Arendt and the drones

What would Hannah Arendt think about Drones, and should we agree with her? Much distrust of drones, argues Abu Muqawama, comes from the same tradition as Arendt’s horror at the ‘banality of evil’. Its model of evil is the Nazi bureaucrat, efficiently implementing Genocide while mentally insulated from the reality.

Arendt tapped into a wave of humanistic sentiment that prefigured her journalism, and she popularized the fantasy of the ice-cold bureaucratic murderer. As wrong as she was [Muqawama considers Eichmann as much idealist as pen-pusher], she crafted a compelling narrative of a sociotechnical system that diminished the humanity of the men who operated it and killed millions.

So drone operators, like Eichmann, can be simultaneously driven by scientific rationalism and by rabid murderous ideology. Um, great!

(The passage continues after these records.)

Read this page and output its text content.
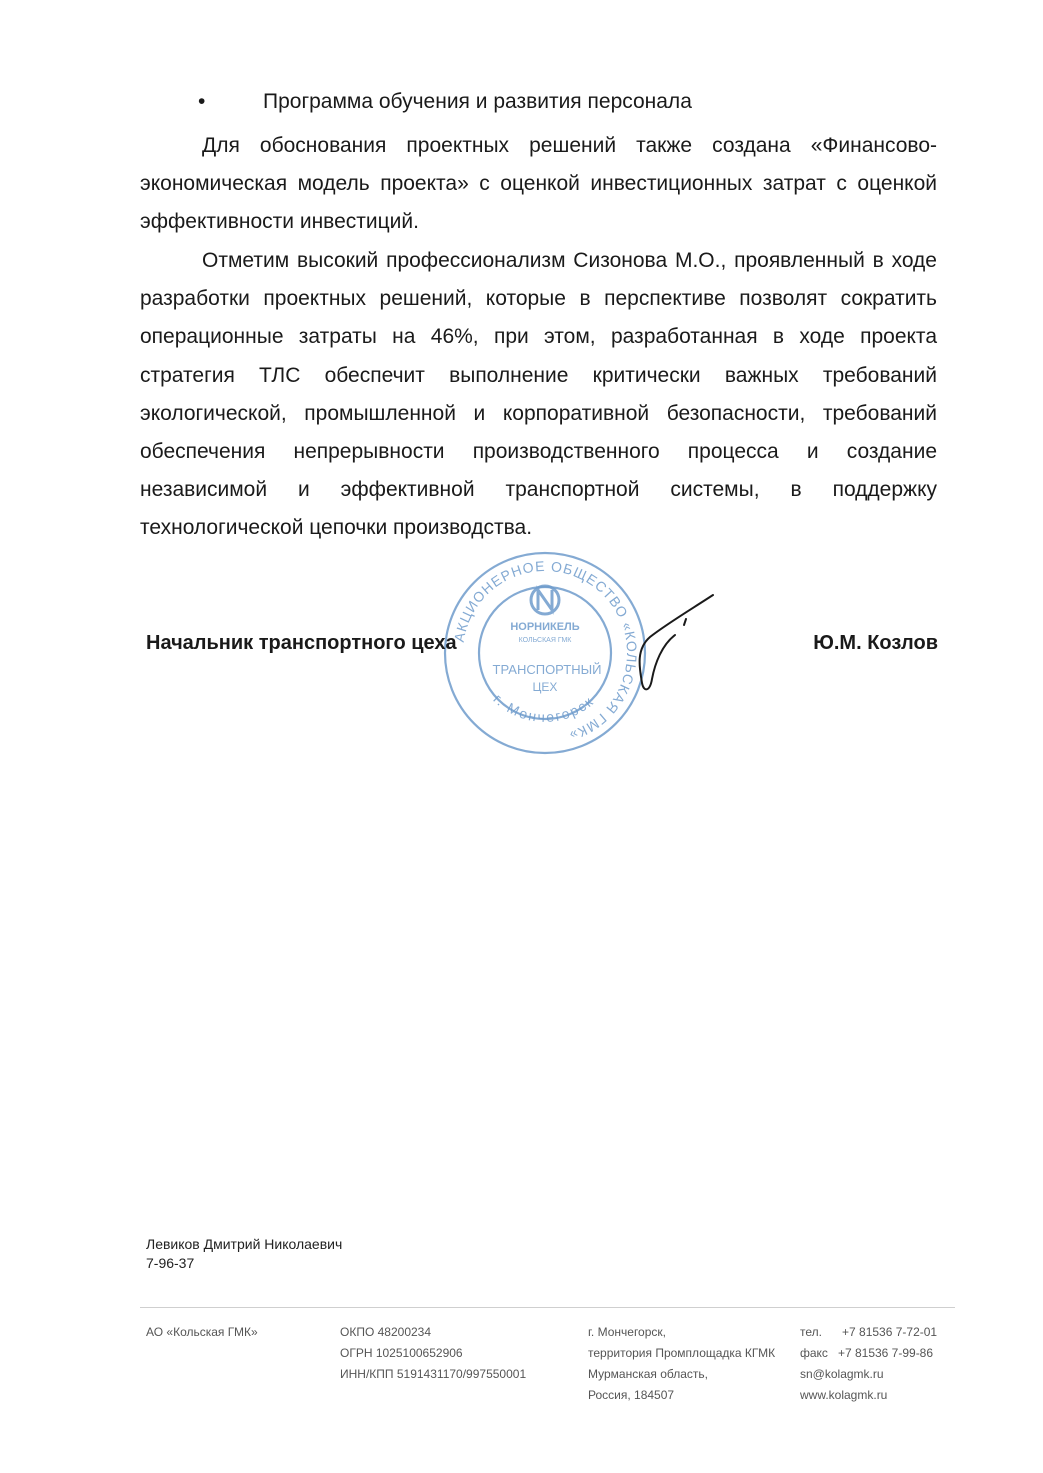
•	Программа обучения и развития персонала

Для обоснования проектных решений также создана «Финансово-экономическая модель проекта» с оценкой инвестиционных затрат с оценкой эффективности инвестиций.

Отметим высокий профессионализм Сизонова М.О., проявленный в ходе разработки проектных решений, которые в перспективе позволят сократить операционные затраты на 46%, при этом, разработанная в ходе проекта стратегия ТЛС обеспечит выполнение критически важных требований экологической, промышленной и корпоративной безопасности, требований обеспечения непрерывности производственного процесса и создание независимой и эффективной транспортной системы, в поддержку технологической цепочки производства.

АКЦИОНЕРНОЕ ОБЩЕСТВО «КОЛЬСКАЯ ГМК»
г. Мончегорск
НОРНИКЕЛЬ
КОЛЬСКАЯ ГМК
ТРАНСПОРТНЫЙ
ЦЕХ
Начальник транспортного цеха	Ю.М. Козлов
Левиков Дмитрий Николаевич
7-96-37
АО «Кольская ГМК»	ОКПО 48200234
ОГРН 1025100652906
ИНН/КПП 5191431170/997550001
г. Мончегорск,
территория Промплощадка КГМК
Мурманская область,
Россия, 184507
тел. +7 81536 7-72-01
факс +7 81536 7-99-86
sn@kolagmk.ru
www.kolagmk.ru
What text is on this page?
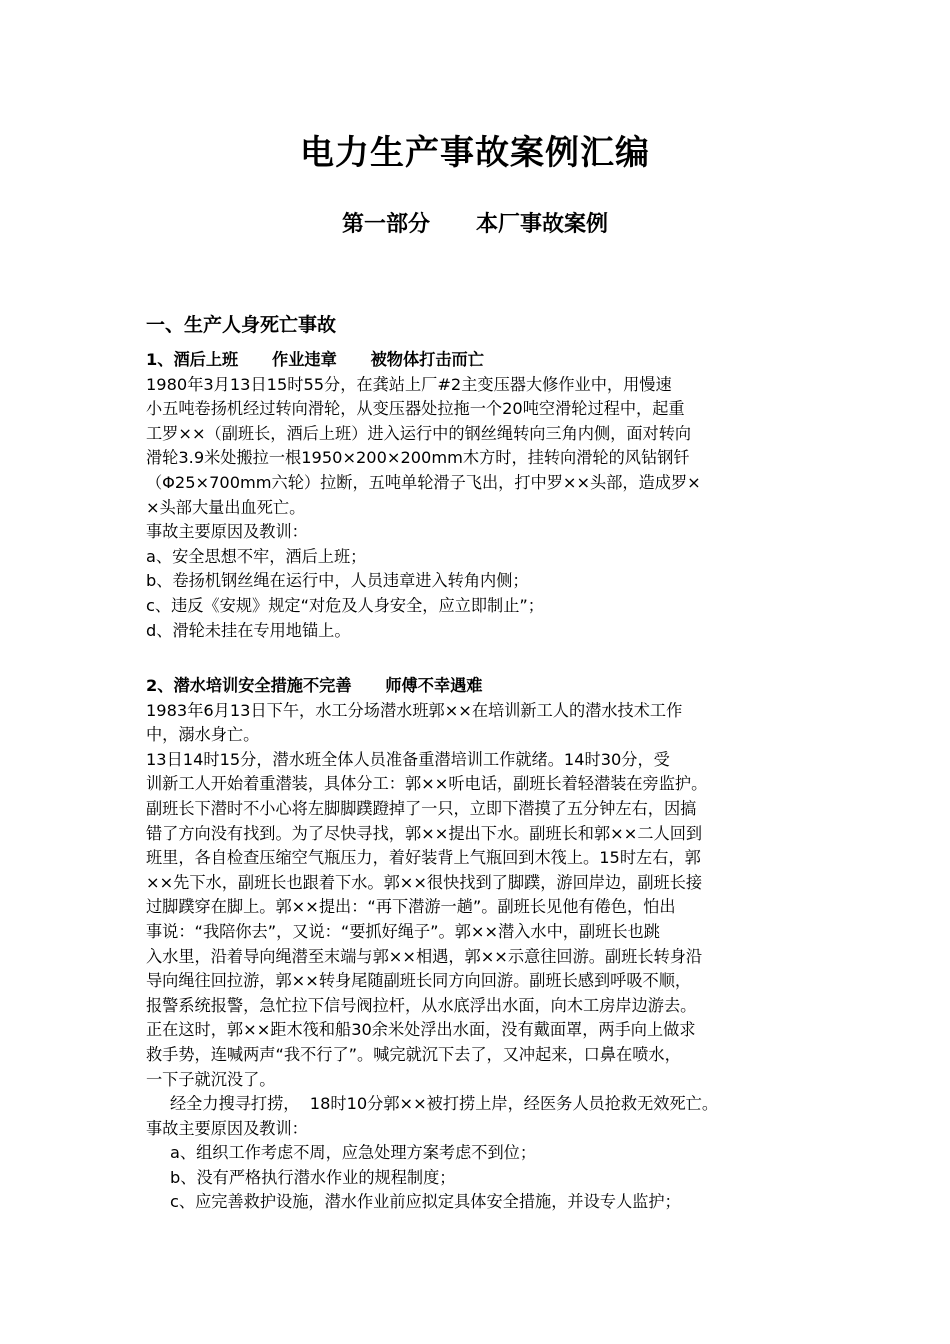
电力生产事故案例汇编
第一部分      本厂事故案例
一、生产人身死亡事故
1、酒后上班      作业违章      被物体打击而亡
1980年3月13日15时55分，在龚站上厂#2主变压器大修作业中，用慢速
小五吨卷扬机经过转向滑轮，从变压器处拉拖一个20吨空滑轮过程中，起重
工罗××（副班长，酒后上班）进入运行中的钢丝绳转向三角内侧，面对转向
滑轮3.9米处搬拉一根1950×200×200mm木方时，挂转向滑轮的风钻钢钎
（Φ25×700mm六轮）拉断，五吨单轮滑子飞出，打中罗××头部，造成罗×
×头部大量出血死亡。
事故主要原因及教训：
a、安全思想不牢，酒后上班；
b、卷扬机钢丝绳在运行中，人员违章进入转角内侧；
c、违反《安规》规定“对危及人身安全，应立即制止”；
d、滑轮未挂在专用地锚上。
2、潜水培训安全措施不完善      师傅不幸遇难
1983年6月13日下午，水工分场潜水班郭××在培训新工人的潜水技术工作
中，溺水身亡。
13日14时15分，潜水班全体人员准备重潜培训工作就绪。14时30分，受
训新工人开始着重潜装，具体分工：郭××听电话，副班长着轻潜装在旁监护。
副班长下潜时不小心将左脚脚蹼蹬掉了一只，立即下潜摸了五分钟左右，因搞
错了方向没有找到。为了尽快寻找，郭××提出下水。副班长和郭××二人回到
班里，各自检查压缩空气瓶压力，着好装背上气瓶回到木筏上。15时左右，郭
××先下水，副班长也跟着下水。郭××很快找到了脚蹼，游回岸边，副班长接
过脚蹼穿在脚上。郭××提出：“再下潜游一趟”。副班长见他有倦色，怕出
事说：“我陪你去”，又说：“要抓好绳子”。郭××潜入水中，副班长也跳
入水里，沿着导向绳潜至末端与郭××相遇，郭××示意往回游。副班长转身沿
导向绳往回拉游，郭××转身尾随副班长同方向回游。副班长感到呼吸不顺，
报警系统报警，急忙拉下信号阀拉杆，从水底浮出水面，向木工房岸边游去。
正在这时，郭××距木筏和船30余米处浮出水面，没有戴面罩，两手向上做求
救手势，连喊两声“我不行了”。喊完就沉下去了，又冲起来，口鼻在喷水，
一下子就沉没了。
经全力搜寻打捞，  18时10分郭××被打捞上岸，经医务人员抢救无效死亡。
事故主要原因及教训：
a、组织工作考虑不周，应急处理方案考虑不到位；
b、没有严格执行潜水作业的规程制度；
c、应完善救护设施，潜水作业前应拟定具体安全措施，并设专人监护；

Or to put a kinder spin on it: drone pilots are subject to the same passions as soldiers in the field. But, being in a less brutal environment, they might be more open to compassion than to revenge:

in what universe does does a 19-year old rifleman who took to war directly from high school prom, who has just seen his friend lose his limbs a week before in a IED attack, somehow become an a priori better choice than a Air Force officer sitting in a Creech Air Force Base trailer?

Roadkill evolution

Swallows have evolved to better dodge cars, according to an article in

Current Biology

. They are gradually getting shorter wings, which help them fly up from the road and swerve around cars.

During a 30-year study on social behavior and coloniality of cliff swallows (Petrochelidon pyrrhonota) in southwestern Nebraska, we found that the frequency of road-killed swallows declined sharply over the 30 years following the birds’ occupancy of roadside nesting sites and that birds killed on roads had longer wings than the population at large.

[via]

Bits and Pieces

Intriguing (and comprehensible) article on the ABC Conjecture, a famous mathematical problem that might — or might not — have been solved last year. After 10 years of quiet work, Shinichi Mochizuki dumped a dense 500-page quartet of papers on the world. Mathematicians are having trouble digesting them:

This is not just gibberish to the average layman. It was gibberish to the math community as well.

“Looking at it, you feel a bit like you might be reading a paper from the future, or from outer space,” wrote Ellenberg on his blog.

“It’s very, very weird,” says Columbia University professor Johan de Jong, who works in a related field of mathematics.

Mochizuki had created so many new mathematical tools and brought together so many disparate strands of mathematics that his paper was populated with vocabulary that nobody could understand. It was totally novel, and totally mystifying.

Molly Crabapple was a schoolage malcontent:

In The Medicalization of Deviance, Peter Conrad says that what was once conceived of as sin, then crime, became illness. School kids are labelled with all three. Brown kids in broke schools are seen as minicriminals. Police detain them for doodling on their own backpacks. In religious areas, queer kids are sinners.

For white kids in decent schools, adolescent rebellion is something for psychiatrists to treat. For them, school is taken as a hard-wired part of evolution. You’re broken if you can’t sit in class.

Crabapple eventually gets a quite wonderful diagnosis: “Oppositional Deviant Disorder”. Truly, America is master of the medical approach.